# Finding Rotational Kinetic Energy of Sphere on Ramp

## Homework Statement

If Inga, the Laboratory Assistant, rolls a spare head down a 4 m ramp because it was spherical and solid and too heavy at 4.5 kg at a speed of 4.5 m/s, what was its total kinetic energy?

KE = (1/2) I ω^2
I = (2/5) MR^2

## The Attempt at a Solution

Basically, I'm not sure how to solve this without the sphere's radius. Any help, solutions, or hints would be highly appreciated.

haruspex
Homework Helper
Gold Member
2020 Award
Just go ahead with the algebra and you should find the radius cancels out. The rotational KE of a sphere is in fixed ratio to its linear KE, regardless of radius.

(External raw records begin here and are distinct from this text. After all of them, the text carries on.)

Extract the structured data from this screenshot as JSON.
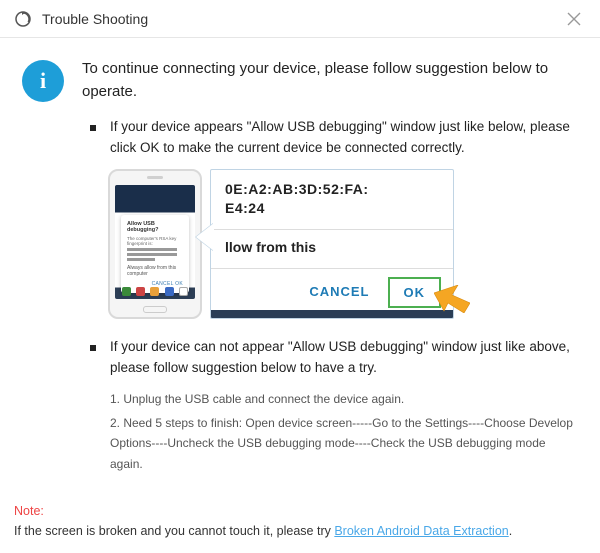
{
  "titlebar": {
    "title": "Trouble Shooting"
  },
  "lead": "To continue connecting your device, please follow suggestion below to operate.",
  "suggestions": {
    "s1": "If your device appears \"Allow USB debugging\" window just like below, please click OK to make the current device  be connected correctly.",
    "s2": "If your device can not appear \"Allow USB debugging\" window just like above, please follow suggestion below to have a try."
  },
  "callout": {
    "mac1": "0E:A2:AB:3D:52:FA:",
    "mac2": "E4:24",
    "allow_line": "llow from this",
    "cancel": "CANCEL",
    "ok": "OK"
  },
  "phone_dialog": {
    "title": "Allow USB debugging?",
    "sub": "The computer's RSA key fingerprint is:",
    "check": "Always allow from this computer",
    "actions": "CANCEL    OK"
  },
  "steps": {
    "n1": "1. Unplug the USB cable and connect the device again.",
    "n2": "2. Need 5 steps to finish: Open device screen-----Go to the Settings----Choose Develop Options----Uncheck the USB debugging mode----Check the USB debugging mode again."
  },
  "note": {
    "label": "Note:",
    "text_before": "If the screen is broken and you cannot touch it, please try ",
    "link": "Broken Android Data Extraction",
    "text_after": "."
  }
}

So does this look correct:

KE = (1/2)(4.5 kg)(4.5m/s)^2 + (1/2)(2/5)(4.5)r^2[(4.5m/s)/r]^2
KE = 6.75 J + 18.225 J
KE = 24.98 J

Where'd that 6.75 J come from?

Where'd that 6.75 J come from?
Hmm..I too am now wondering the same.

Is this better:

KE = 45.453 J + 18.225 J
KE = 63.69 J

haruspex
Homework Helper
Gold Member
2020 Award
Hmm..I too am now wondering the same.

Is this better:

KE = 45.453 J + 18.225 J
KE = 63.69 J
Still a bit low. I get 45.56+18.23=63.79

Still a bit low. I get 45.56+18.23=63.79

That's also what I'm getting. Joel, I think you're not plugging into your calculator correctly.